6 11. Verhältnismäßigkeit von Schulungsmaßnahmen Oft werden Betriebsräte mit den Kosten eines Seminars konfrontiert. Der Betriebsrat ist in der Auswahl des Seminaranbieters und des Seminarortes frei. Entscheidend ist, ob die für die Betriebsratsarbeit erforderlichen Kenntnisse vermittelt werden. Der Betriebsrat hat lediglich darauf zu achten, dass vergleichbare Kosten nicht in einem auffälligen Mißverhältnis zueinander stehen.
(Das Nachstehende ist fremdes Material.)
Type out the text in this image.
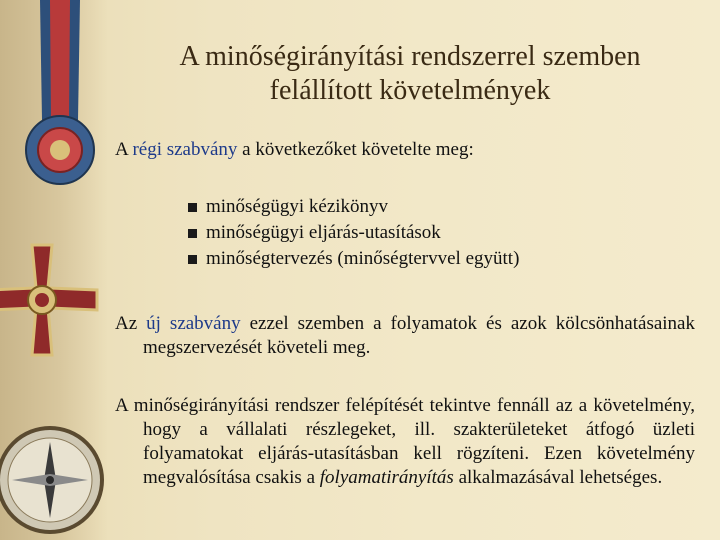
A minőségirányítási rendszerrel szemben
felállított követelmények
A régi szabvány a következőket követelte meg:
minőségügyi kézikönyv
minőségügyi eljárás-utasítások
minőségtervezés (minőségtervvel együtt)
Az új szabvány ezzel szemben a folyamatok és azok kölcsönhatásainak megszervezését követeli meg.
A minőségirányítási rendszer felépítését tekintve fennáll az a követelmény, hogy a vállalati részlegeket, ill. szakterületeket átfogó üzleti folyamatokat eljárás-utasításban kell rögzíteni. Ezen követelmény megvalósítása csakis a folyamatirányítás alkalmazásával lehetséges.
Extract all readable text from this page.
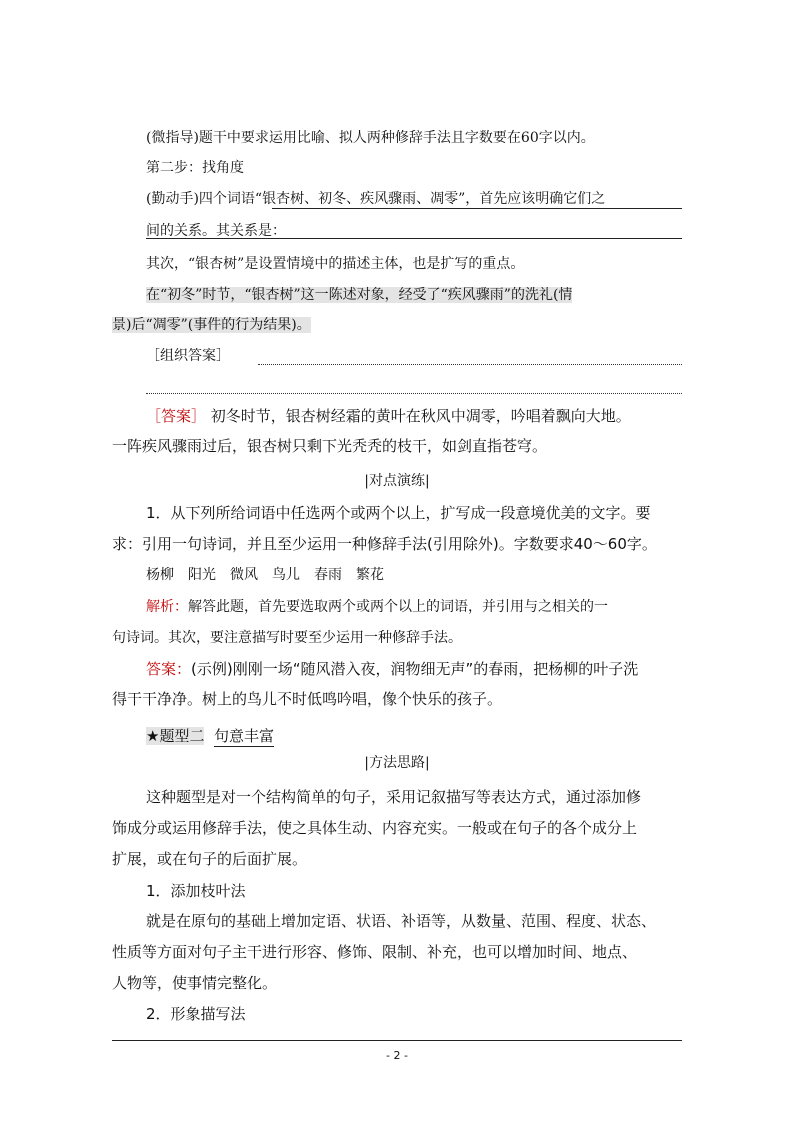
(微指导)题干中要求运用比喻、拟人两种修辞手法且字数要在60字以内。
第二步：找角度
(勤动手)四个词语“银杏树、初冬、疾风骤雨、凋零”，首先应该明确它们之
间的关系。其关系是：
其次，“银杏树”是设置情境中的描述主体，也是扩写的重点。
在“初冬”时节，“银杏树”这一陈述对象，经受了“疾风骤雨”的洗礼(情
景)后“凋零”(事件的行为结果)。
［组织答案］
［答案］ 初冬时节，银杏树经霜的黄叶在秋风中凋零，吟唱着飘向大地。
一阵疾风骤雨过后，银杏树只剩下光秃秃的枝干，如剑直指苍穹。
|对点演练|
1．从下列所给词语中任选两个或两个以上，扩写成一段意境优美的文字。要
求：引用一句诗词，并且至少运用一种修辞手法(引用除外)。字数要求40～60字。
杨柳　阳光　微风　鸟儿　春雨　繁花
解析：解答此题，首先要选取两个或两个以上的词语，并引用与之相关的一
句诗词。其次，要注意描写时要至少运用一种修辞手法。
答案：(示例)刚刚一场“随风潜入夜，润物细无声”的春雨，把杨柳的叶子洗
得干干净净。树上的鸟儿不时低鸣吟唱，像个快乐的孩子。
★题型二 句意丰富
|方法思路|
这种题型是对一个结构简单的句子，采用记叙描写等表达方式，通过添加修
饰成分或运用修辞手法，使之具体生动、内容充实。一般或在句子的各个成分上
扩展，或在句子的后面扩展。
1．添加枝叶法
就是在原句的基础上增加定语、状语、补语等，从数量、范围、程度、状态、
性质等方面对句子主干进行形容、修饰、限制、补充，也可以增加时间、地点、
人物等，使事情完整化。
2．形象描写法
- 2 -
Dies betrifft vor allem Seminargebühren, Übernachtungs- und Reisekosten. 12. Häufigkeit von Seminarbesuchen Entgegen der Auffassung, der Schulungsanspruch des Betriebsrat nach 37 Abs. 6 BetrVG sei limitiert, ist dem BetrVG und der Rechtsprechung keine zeitliche Begrenzung zu entnehmen. Es gelten die Grundsätze der Erforderlichkeit, der Beachtung betrieblicher Belange und des Beachtens des Grundsatzes der Verhältnismäßigkeit (siehe hierzu vorherige Ausführungen). 13. Streitigkeiten über Seminarbesuche Hält der Arbeitgeber im Rahmen einer vom Betriebsrat beschlossenen Betriebsrat- Schulung die betrieblichen Belange für nicht oder für nicht ausreichend durch den Betriebsrat berücksichtigt, so kann er 14 Tage nach Zugang des BR-Beschlusses die Einigungsstelle anrufen. Ergeben sich Streitigkeiten bezüglich Erforderlichkeit oder Kosten eines Betriebsratsseminars, so entscheidet das Arbeitsgericht im Beschlussverfahren.